The symbolism is as bad as the substance. UMass is an institution that educates the children of the poor — working and otherwise — as well the lower rungs of the middle class, who are either hard-pressed or unable to afford the much-higher tuitions at private schools. Romney is sticking it to the workers who make it possible for UMass to function in a very concrete and even physical way, thereby showing his indifference not just to the workers themselves, but his lack of sympathy — even outright hostility — to the broader public UMass is designed to serve.

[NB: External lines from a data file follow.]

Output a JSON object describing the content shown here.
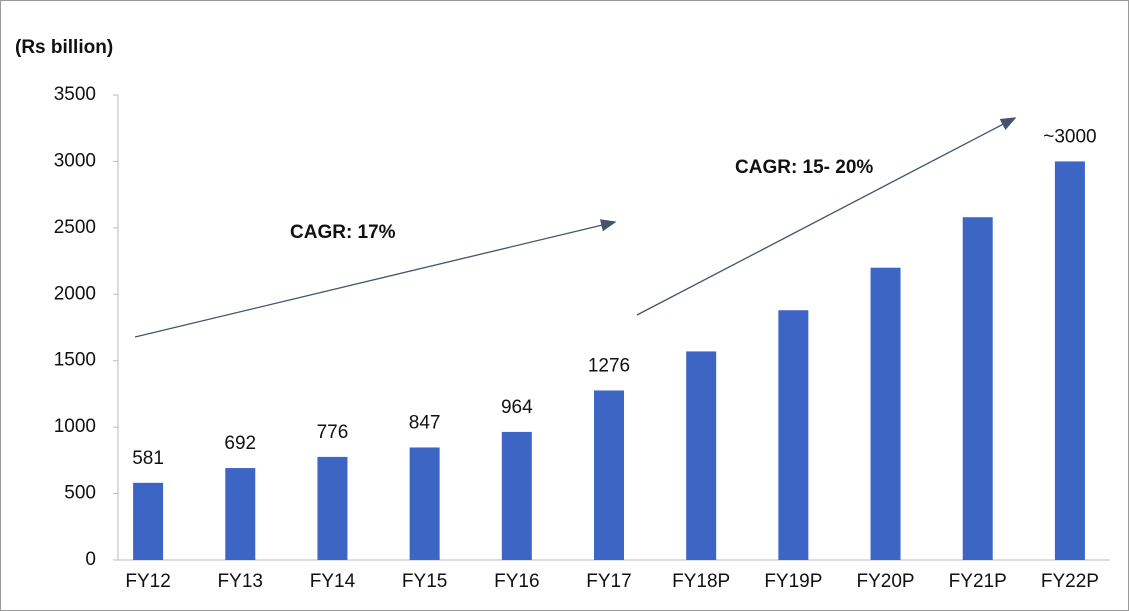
{
  "chart_data": {
    "type": "bar",
    "title": "(Rs billion)",
    "categories": [
      "FY12",
      "FY13",
      "FY14",
      "FY15",
      "FY16",
      "FY17",
      "FY18P",
      "FY19P",
      "FY20P",
      "FY21P",
      "FY22P"
    ],
    "values": [
      581,
      692,
      776,
      847,
      964,
      1276,
      1570,
      1880,
      2200,
      2580,
      3000
    ],
    "value_labels": [
      "581",
      "692",
      "776",
      "847",
      "964",
      "1276",
      null,
      null,
      null,
      null,
      "~3000"
    ],
    "color": "#3d66c4",
    "ylim": [
      0,
      3500
    ],
    "yticks": [
      0,
      500,
      1000,
      1500,
      2000,
      2500,
      3000,
      3500
    ],
    "annotations": [
      "CAGR: 17%",
      "CAGR: 15- 20%"
    ]
  }
}
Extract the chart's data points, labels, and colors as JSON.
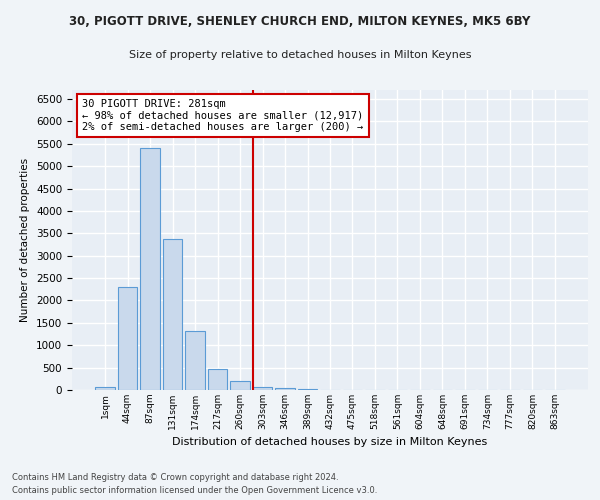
{
  "title1": "30, PIGOTT DRIVE, SHENLEY CHURCH END, MILTON KEYNES, MK5 6BY",
  "title2": "Size of property relative to detached houses in Milton Keynes",
  "xlabel": "Distribution of detached houses by size in Milton Keynes",
  "ylabel": "Number of detached properties",
  "footer1": "Contains HM Land Registry data © Crown copyright and database right 2024.",
  "footer2": "Contains public sector information licensed under the Open Government Licence v3.0.",
  "bar_labels": [
    "1sqm",
    "44sqm",
    "87sqm",
    "131sqm",
    "174sqm",
    "217sqm",
    "260sqm",
    "303sqm",
    "346sqm",
    "389sqm",
    "432sqm",
    "475sqm",
    "518sqm",
    "561sqm",
    "604sqm",
    "648sqm",
    "691sqm",
    "734sqm",
    "777sqm",
    "820sqm",
    "863sqm"
  ],
  "bar_values": [
    75,
    2300,
    5400,
    3380,
    1320,
    480,
    190,
    75,
    55,
    20,
    0,
    0,
    0,
    0,
    0,
    0,
    0,
    0,
    0,
    0,
    0
  ],
  "bar_color": "#c9d9ec",
  "bar_edgecolor": "#5b9bd5",
  "vline_x": 6.57,
  "vline_color": "#cc0000",
  "annotation_title": "30 PIGOTT DRIVE: 281sqm",
  "annotation_line1": "← 98% of detached houses are smaller (12,917)",
  "annotation_line2": "2% of semi-detached houses are larger (200) →",
  "annotation_box_color": "#cc0000",
  "ylim": [
    0,
    6700
  ],
  "background_color": "#e8eef5",
  "grid_color": "#ffffff",
  "fig_facecolor": "#f0f4f8"
}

[...] As if Romney’s treatment of UMass’s clerical and maintenance workers weren’t sufficient proof that his stance as a reformer is a fraud, consider the corporate contributions he has been soliciting as part of his effort to elect more Republicans to the legislature. Recently, the Phoenix’s David S. Bernstein reported that the Massachusetts Republican State Congressional Committee had raised nearly $2.7 million for the current election cycle, at least $720,000 of which came from contributors who work for venture-capital and other investment firms (see "Campaign Contributions," This Just In, July 9). At least 39 employees of Fidelity Investments gave a reported $81,000. Employees of Romney’s former venture-capital outfit, Bain, contributed heavily as well. Though the money is supposed to be used for federal campaigns, it will likely be spent on support services for legislative races — allowing contributors to escape the much-stricter contribution limits set by state law.